Following receipt of a report from a colleague, concerning an incident during which he had spoken about religion to a man outside a shop, there was a further disciplinary hearing. Following it he was suspended for 2 months without pay and was required “to seek and avail of professional assistance that would assist him in controlling his compulsion to express his religious beliefs”
After his return, he was again observed by a colleague to be talking about religion to an outside contractor. He accepted that he was talking to the contractor. He was suspended on full pay pending an investigation. After the investigation, the employer wrote to him saying that they were recommending his dismissal, and informing him that he had 10 days to appeal. He did not – and his dismissal was confirmed.
Does this sound reasonable?
Perhaps. But he appealed, arguing that he had been discriminated against, and claimed that he had the right to manifest his religious belief.
The employer argued that, whilst the Employment Equality Acts and the EU Framework Directive 2000/78 protect his right to hold a religious belief, they do not protect his right to manifest that belief.
So his dismissal still appears reasonable. But on the other hand…
- There is an overarching Charter of Fundamental Rights of the European Union that says that people’s freedom of religion includes the right “to manifest religion or belief, in worship, teaching, practice and observance”.
- He was an Evangelical Christian – his faith has a requirement that adherents share the Gospel with other people.
- The employer had a policy stating that no member of staff would be treated less favourably because of their religious belief.

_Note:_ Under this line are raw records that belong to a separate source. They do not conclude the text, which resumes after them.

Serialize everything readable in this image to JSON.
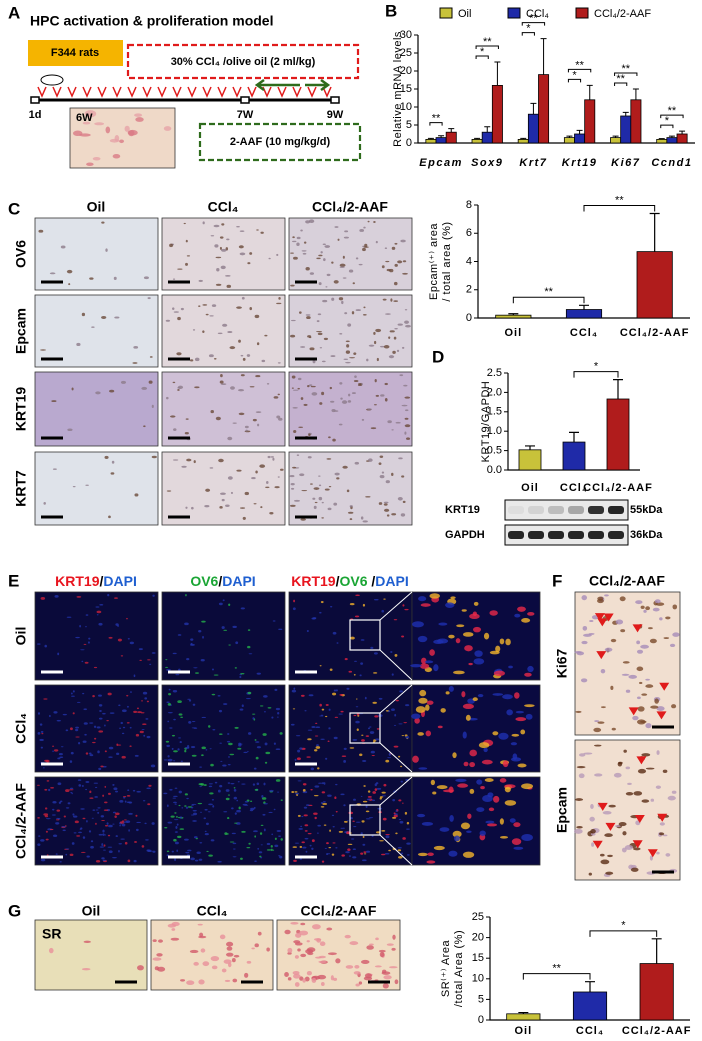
{
  "panels": {
    "a": {
      "label": "A",
      "title": "HPC activation & proliferation model",
      "animal": "F344 rats",
      "treatment": "30% CCl₄ /olive oil (2 ml/kg)",
      "inset": "6W",
      "timepoints": [
        "1d",
        "7W",
        "9W"
      ],
      "drug": "2-AAF (10 mg/kg/d)"
    },
    "b": {
      "label": "B"
    },
    "c": {
      "label": "C",
      "columns": [
        "Oil",
        "CCl₄",
        "CCl₄/2-AAF"
      ],
      "rows": [
        "OV6",
        "Epcam",
        "KRT19",
        "KRT7"
      ]
    },
    "d": {
      "label": "D",
      "blots": [
        "KRT19",
        "GAPDH"
      ],
      "sizes": [
        "55kDa",
        "36kDa"
      ]
    },
    "e": {
      "label": "E",
      "columns": [
        [
          {
            "text": "KRT19",
            "color": "#e8141e"
          },
          {
            "text": "/",
            "color": "#000000"
          },
          {
            "text": "DAPI",
            "color": "#1f5fd0"
          }
        ],
        [
          {
            "text": "OV6",
            "color": "#1aa534"
          },
          {
            "text": "/",
            "color": "#000000"
          },
          {
            "text": "DAPI",
            "color": "#1f5fd0"
          }
        ],
        [
          {
            "text": "KRT19",
            "color": "#e8141e"
          },
          {
            "text": "/",
            "color": "#000000"
          },
          {
            "text": "OV6",
            "color": "#1aa534"
          },
          {
            "text": " /",
            "color": "#000000"
          },
          {
            "text": "DAPI",
            "color": "#1f5fd0"
          }
        ]
      ],
      "rows": [
        "Oil",
        "CCl₄",
        "CCl₄/2-AAF"
      ]
    },
    "f": {
      "label": "F",
      "title": "CCl₄/2-AAF",
      "rows": [
        "Ki67",
        "Epcam"
      ]
    },
    "g": {
      "label": "G",
      "columns": [
        "Oil",
        "CCl₄",
        "CCl₄/2-AAF"
      ],
      "stain": "SR"
    }
  },
  "chart_data": [
    {
      "type": "grouped-bar",
      "y_label": [
        "Relative mRNA levels"
      ],
      "categories": [
        "Epcam",
        "Sox9",
        "Krt7",
        "Krt19",
        "Ki67",
        "Ccnd1"
      ],
      "series": [
        {
          "name": "Oil",
          "color": "#c8c23a",
          "values": [
            1,
            1,
            1,
            1.5,
            1.5,
            1
          ],
          "errors": [
            0.3,
            0.3,
            0.3,
            0.4,
            0.4,
            0.2
          ]
        },
        {
          "name": "CCl₄",
          "color": "#1f2aa8",
          "values": [
            1.5,
            3,
            8,
            2.5,
            7.5,
            1.5
          ],
          "errors": [
            0.5,
            1.5,
            3,
            1,
            1,
            0.4
          ]
        },
        {
          "name": "CCl₄/2-AAF",
          "color": "#b01c1c",
          "values": [
            3,
            16,
            19,
            12,
            12,
            2.5
          ],
          "errors": [
            1,
            6.5,
            10,
            4,
            3,
            0.8
          ]
        }
      ],
      "ylim": [
        0,
        30
      ],
      "yticks": [
        0,
        5,
        10,
        15,
        20,
        25,
        30
      ],
      "significance": [
        [
          "**"
        ],
        [
          "*",
          "**"
        ],
        [
          "*",
          "**"
        ],
        [
          "*",
          "**"
        ],
        [
          "**",
          "**"
        ],
        [
          "*",
          "**"
        ]
      ]
    },
    {
      "type": "bar",
      "y_label": [
        "Epcam⁽⁺⁾ area",
        "/ total area (%)"
      ],
      "categories": [
        "Oil",
        "CCl₄",
        "CCl₄/2-AAF"
      ],
      "values": [
        0.2,
        0.6,
        4.7
      ],
      "errors": [
        0.1,
        0.3,
        2.7
      ],
      "colors": [
        "#c8c23a",
        "#1f2aa8",
        "#b01c1c"
      ],
      "ylim": [
        0,
        8
      ],
      "yticks": [
        0,
        2,
        4,
        6,
        8
      ],
      "significance": [
        "**",
        "**"
      ]
    },
    {
      "type": "bar",
      "y_label": [
        "KRT19/GAPDH"
      ],
      "categories": [
        "Oil",
        "CCl₄",
        "CCl₄/2-AAF"
      ],
      "values": [
        0.52,
        0.72,
        1.83
      ],
      "errors": [
        0.1,
        0.25,
        0.5
      ],
      "colors": [
        "#c8c23a",
        "#1f2aa8",
        "#b01c1c"
      ],
      "ylim": [
        0,
        2.5
      ],
      "yticks": [
        {
          "value": 0,
          "label": "0.0"
        },
        0.5,
        {
          "value": 1,
          "label": "1.0"
        },
        1.5,
        {
          "value": 2,
          "label": "2.0"
        },
        2.5
      ],
      "significance": [
        "*"
      ]
    },
    {
      "type": "bar",
      "y_label": [
        "SR⁽⁺⁾ Area",
        "/total Area (%)"
      ],
      "categories": [
        "Oil",
        "CCl₄",
        "CCl₄/2-AAF"
      ],
      "values": [
        1.5,
        6.8,
        13.7
      ],
      "errors": [
        0.3,
        2.5,
        6
      ],
      "colors": [
        "#c8c23a",
        "#1f2aa8",
        "#b01c1c"
      ],
      "ylim": [
        0,
        25
      ],
      "yticks": [
        0,
        5,
        10,
        15,
        20,
        25
      ],
      "significance": [
        "**",
        "*"
      ]
    }
  ]
}
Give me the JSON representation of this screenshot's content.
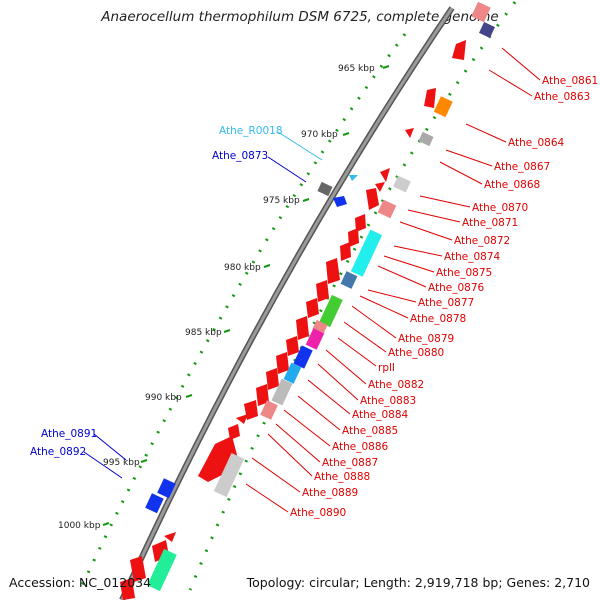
{
  "title": "Anaerocellum thermophilum DSM 6725, complete genome",
  "accession": "Accession: NC_012034",
  "topology": "Topology: circular; Length: 2,919,718 bp; Genes: 2,710",
  "colors": {
    "label_red": "#e00000",
    "label_blue": "#0000cc",
    "label_cyan": "#33bbee",
    "tick_green": "#119911",
    "backbone": "#888888",
    "gene_red": "#ee1111",
    "gene_blue": "#1133ee",
    "gene_cyan": "#22eeee",
    "gene_orange": "#ff8800",
    "gene_green": "#44cc33",
    "gene_magenta": "#ee22aa",
    "gene_pink": "#ee8888",
    "gene_gray": "#aaaaaa",
    "gene_dark": "#666666",
    "gene_navy": "#444488",
    "gene_mint": "#22ee99",
    "gene_steel": "#4477aa"
  },
  "kbp_labels": [
    "965 kbp",
    "970 kbp",
    "975 kbp",
    "980 kbp",
    "985 kbp",
    "990 kbp",
    "995 kbp",
    "1000 kbp"
  ],
  "right_labels": [
    "Athe_0861",
    "Athe_0863",
    "Athe_0864",
    "Athe_0867",
    "Athe_0868",
    "Athe_0870",
    "Athe_0871",
    "Athe_0872",
    "Athe_0874",
    "Athe_0875",
    "Athe_0876",
    "Athe_0877",
    "Athe_0878",
    "Athe_0879",
    "Athe_0880",
    "rplI",
    "Athe_0882",
    "Athe_0883",
    "Athe_0884",
    "Athe_0885",
    "Athe_0886",
    "Athe_0887",
    "Athe_0888",
    "Athe_0889",
    "Athe_0890"
  ],
  "left_labels": [
    "Athe_R0018",
    "Athe_0873",
    "Athe_0891",
    "Athe_0892"
  ]
}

- No members of the public complained about his behaviour.
- After being warned he did largely confine his religious conversations to lunchtimes.
- He did not absent himself from work in order to preach about his beliefs.

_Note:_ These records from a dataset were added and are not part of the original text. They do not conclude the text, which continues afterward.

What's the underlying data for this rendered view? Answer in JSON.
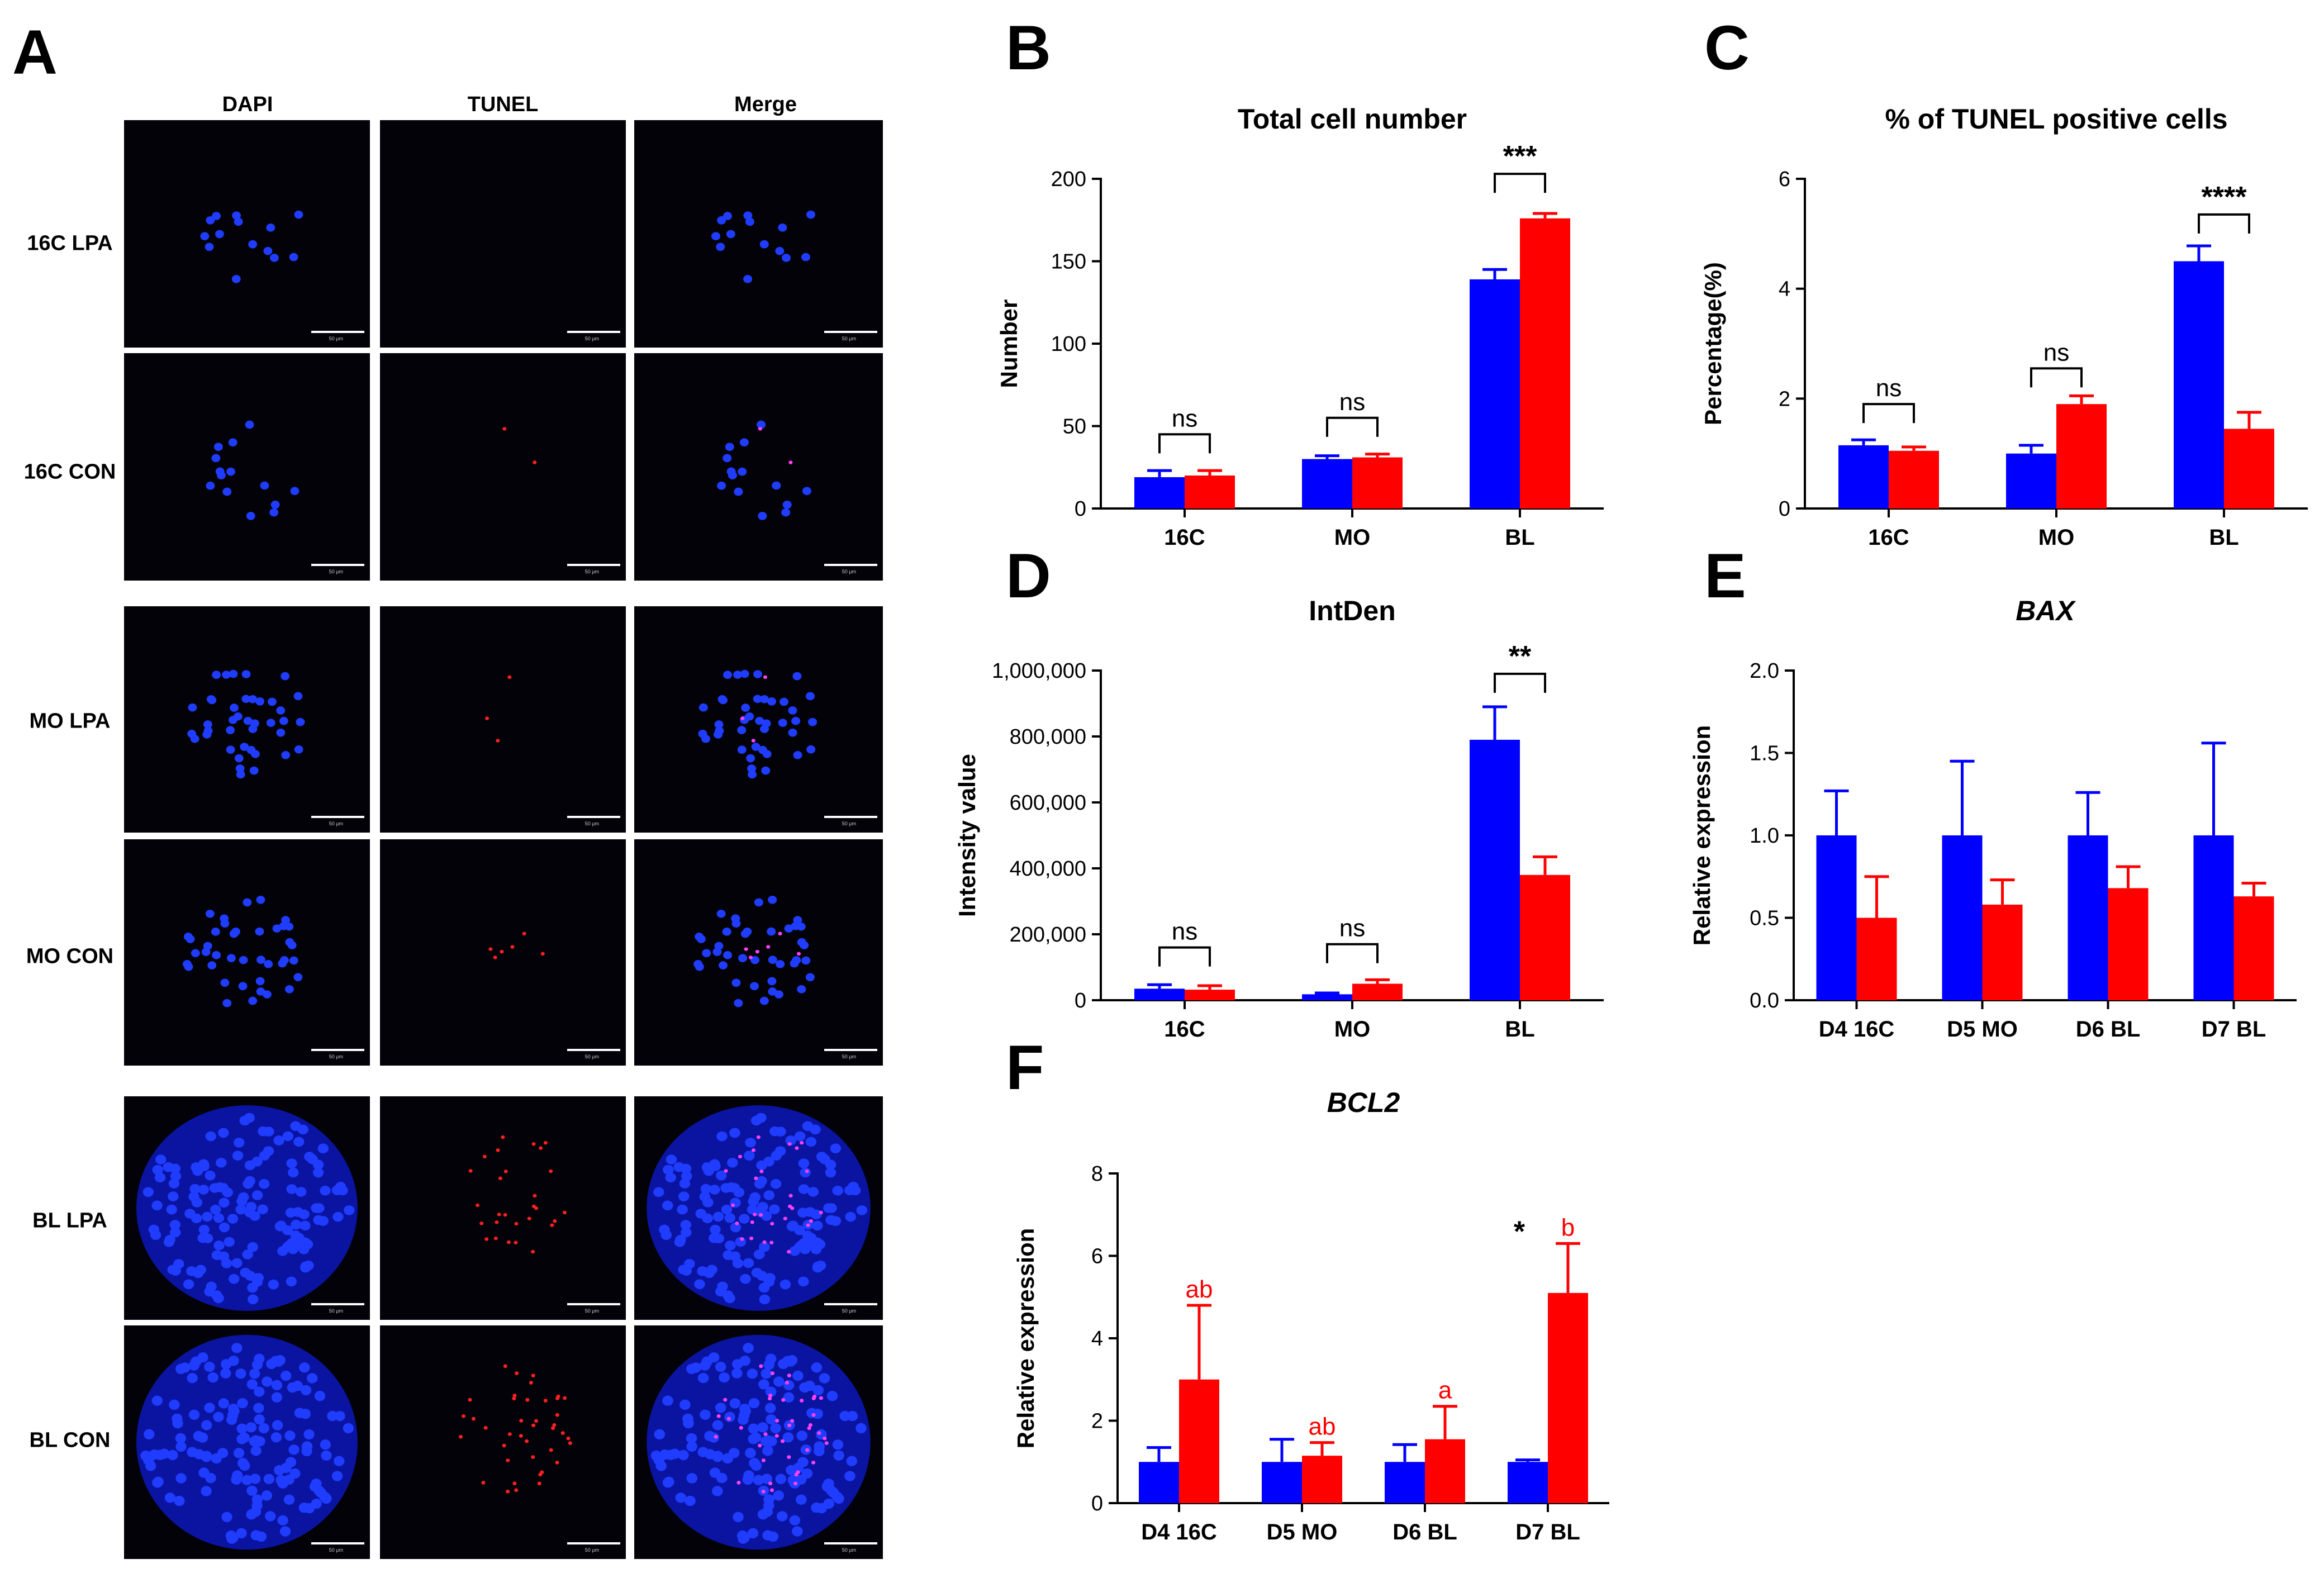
{
  "colors": {
    "blue": "#0000ff",
    "red": "#ff0000",
    "axis": "#000000"
  },
  "panels": {
    "A": {
      "letter": "A",
      "columns": [
        "DAPI",
        "TUNEL",
        "Merge"
      ],
      "rows": [
        "16C LPA",
        "16C CON",
        "MO LPA",
        "MO CON",
        "BL LPA",
        "BL CON"
      ],
      "scale_label": "50 μm"
    }
  },
  "chart_data": [
    {
      "letter": "B",
      "type": "bar",
      "title": "Total cell number",
      "title_italic": false,
      "ylabel": "Number",
      "ylim": [
        0,
        200
      ],
      "yticks": [
        0,
        50,
        100,
        150,
        200
      ],
      "ytick_labels": [
        "0",
        "50",
        "100",
        "150",
        "200"
      ],
      "categories": [
        "16C",
        "MO",
        "BL"
      ],
      "series": [
        {
          "name": "blue",
          "color": "#0000ff",
          "values": [
            19,
            30,
            139
          ],
          "errors": [
            4,
            2,
            6
          ]
        },
        {
          "name": "red",
          "color": "#ff0000",
          "values": [
            20,
            31,
            176
          ],
          "errors": [
            3,
            2,
            3
          ]
        }
      ],
      "significance": [
        {
          "category": 0,
          "label": "ns",
          "y": 45
        },
        {
          "category": 1,
          "label": "ns",
          "y": 55
        },
        {
          "category": 2,
          "label": "***",
          "y": 203
        }
      ],
      "letters": []
    },
    {
      "letter": "C",
      "type": "bar",
      "title": "% of TUNEL positive cells",
      "title_italic": false,
      "ylabel": "Percentage(%)",
      "ylim": [
        0,
        6
      ],
      "yticks": [
        0,
        2,
        4,
        6
      ],
      "ytick_labels": [
        "0",
        "2",
        "4",
        "6"
      ],
      "categories": [
        "16C",
        "MO",
        "BL"
      ],
      "series": [
        {
          "name": "blue",
          "color": "#0000ff",
          "values": [
            1.15,
            1.0,
            4.5
          ],
          "errors": [
            0.1,
            0.15,
            0.28
          ]
        },
        {
          "name": "red",
          "color": "#ff0000",
          "values": [
            1.05,
            1.9,
            1.45
          ],
          "errors": [
            0.07,
            0.15,
            0.3
          ]
        }
      ],
      "significance": [
        {
          "category": 0,
          "label": "ns",
          "y": 1.9
        },
        {
          "category": 1,
          "label": "ns",
          "y": 2.55
        },
        {
          "category": 2,
          "label": "****",
          "y": 5.35
        }
      ],
      "letters": []
    },
    {
      "letter": "D",
      "type": "bar",
      "title": "IntDen",
      "title_italic": false,
      "ylabel": "Intensity value",
      "ylim": [
        0,
        1000000
      ],
      "yticks": [
        0,
        200000,
        400000,
        600000,
        800000,
        1000000
      ],
      "ytick_labels": [
        "0",
        "200,000",
        "400,000",
        "600,000",
        "800,000",
        "1,000,000"
      ],
      "categories": [
        "16C",
        "MO",
        "BL"
      ],
      "series": [
        {
          "name": "blue",
          "color": "#0000ff",
          "values": [
            35000,
            18000,
            790000
          ],
          "errors": [
            12000,
            4000,
            100000
          ]
        },
        {
          "name": "red",
          "color": "#ff0000",
          "values": [
            32000,
            50000,
            380000
          ],
          "errors": [
            12000,
            12000,
            55000
          ]
        }
      ],
      "significance": [
        {
          "category": 0,
          "label": "ns",
          "y": 160000
        },
        {
          "category": 1,
          "label": "ns",
          "y": 170000
        },
        {
          "category": 2,
          "label": "**",
          "y": 990000
        }
      ],
      "letters": []
    },
    {
      "letter": "E",
      "type": "bar",
      "title": "BAX",
      "title_italic": true,
      "ylabel": "Relative expression",
      "ylim": [
        0,
        2
      ],
      "yticks": [
        0,
        0.5,
        1,
        1.5,
        2
      ],
      "ytick_labels": [
        "0.0",
        "0.5",
        "1.0",
        "1.5",
        "2.0"
      ],
      "categories": [
        "D4 16C",
        "D5 MO",
        "D6 BL",
        "D7 BL"
      ],
      "series": [
        {
          "name": "blue",
          "color": "#0000ff",
          "values": [
            1.0,
            1.0,
            1.0,
            1.0
          ],
          "errors": [
            0.27,
            0.45,
            0.26,
            0.56
          ]
        },
        {
          "name": "red",
          "color": "#ff0000",
          "values": [
            0.5,
            0.58,
            0.68,
            0.63
          ],
          "errors": [
            0.25,
            0.15,
            0.13,
            0.08
          ]
        }
      ],
      "significance": [],
      "letters": []
    },
    {
      "letter": "F",
      "type": "bar",
      "title": "BCL2",
      "title_italic": true,
      "ylabel": "Relative expression",
      "ylim": [
        0,
        8
      ],
      "yticks": [
        0,
        2,
        4,
        6,
        8
      ],
      "ytick_labels": [
        "0",
        "2",
        "4",
        "6",
        "8"
      ],
      "categories": [
        "D4 16C",
        "D5 MO",
        "D6 BL",
        "D7 BL"
      ],
      "series": [
        {
          "name": "blue",
          "color": "#0000ff",
          "values": [
            1.0,
            1.0,
            1.0,
            1.0
          ],
          "errors": [
            0.35,
            0.55,
            0.42,
            0.05
          ]
        },
        {
          "name": "red",
          "color": "#ff0000",
          "values": [
            3.0,
            1.15,
            1.55,
            5.1
          ],
          "errors": [
            1.8,
            0.32,
            0.8,
            1.2
          ]
        }
      ],
      "significance": [
        {
          "category": 3,
          "label": "*",
          "y": 6.6,
          "style": "star"
        }
      ],
      "letters": [
        {
          "category": 0,
          "label": "ab"
        },
        {
          "category": 1,
          "label": "ab"
        },
        {
          "category": 2,
          "label": "a"
        },
        {
          "category": 3,
          "label": "b"
        }
      ]
    }
  ]
}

- After the first warning he was closely observed in a way that other employees were not.
- Some staff were asked to monitor him.
- He was made attend counselling because the employer thought that he had an addiction to preaching.
- He never failed to carry out his duties.
- His beliefs did not negatively impact on his employer’s business.
- Other members of staff of different religions were not prohibited from practicing their religions.
- Catholic employees were allowed attend mass during the working day.
The situation perhaps looks a bit different now?
So at first glance it appeared that the employer acted within their rights – but upon closer examination it can be seen that the situation is far more nuanced. Fundamentally, it is unlawful to discriminate against workers because of their religion or belief or their lack of religion or belief. The employee won his discrimination case and his employer was ordered to pay him €70,000!